Die fünfblättrige Einbeere galt als Mittel gegen die Pest.

Rose ohne Dornen

Der deutsche Name der Pfingstrose verweist auf ihre Blütezeit und die rosenähnliche Blütenform. Doch ihr botanischer name «Paeonia» soll auf den griechischen Gott der Heilkunst, Paeon, zurückgehen.

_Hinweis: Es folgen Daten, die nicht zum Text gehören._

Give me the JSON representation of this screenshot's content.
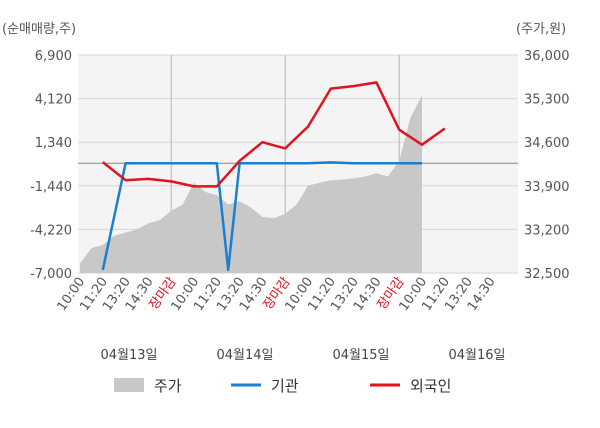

Die Pflanze wird seit der Antike medizinisch genutzt. Sowohl bei Hippokrates als auch bei Hildegard von Bingen half die Pfingstrose bei Verdauungsstörungen. Paracelsus bezeichnete sie als Mittel gegen Epilepsie. Als «Rose ohne Dornen» war sie Attribut Marias.

Blutschweiss Jesu

Ab der Zeit der mittelalterlichen Kreuzzüge wurde der mitgebrachte und danach unter anderem im Burgund angepflanzte Granatapfel Kult, zum Beispiel beim heiligen Bernhard von Clairvaux. Er setzte den Granatapfelsaft, nebst den Kernen eine beliebte Fastenspeise, mit dem Blutschweiss Jesu gleich. 

Visionen im Wacholder

Populär aus dem Reich der Sträucher wurde überdies das «Siebnerlei» der zu segnenden und gesegneten Kräuter, die das Böse abwehren halfen: Stechpalme, Lärche, Eibe, Buchs, Föhre, Hasel und zumal der Wacholder, zu dessen Gesträuch, etwa im solothurnischen Meltingen und im luzernischen Ettiswil, zahlreiche mystische Visionen überliefert sind.

Über dies alles hinaus bleibt die Rose eine biblisch-mystische Pflanze und Heilpflanze, die das Herz stärkt. In der lauretanischen Litanei wird die Gottesmutter «Rosa mystica» genannt, was bei mir schon als Knabe beseligendes Erstaunen auslöste.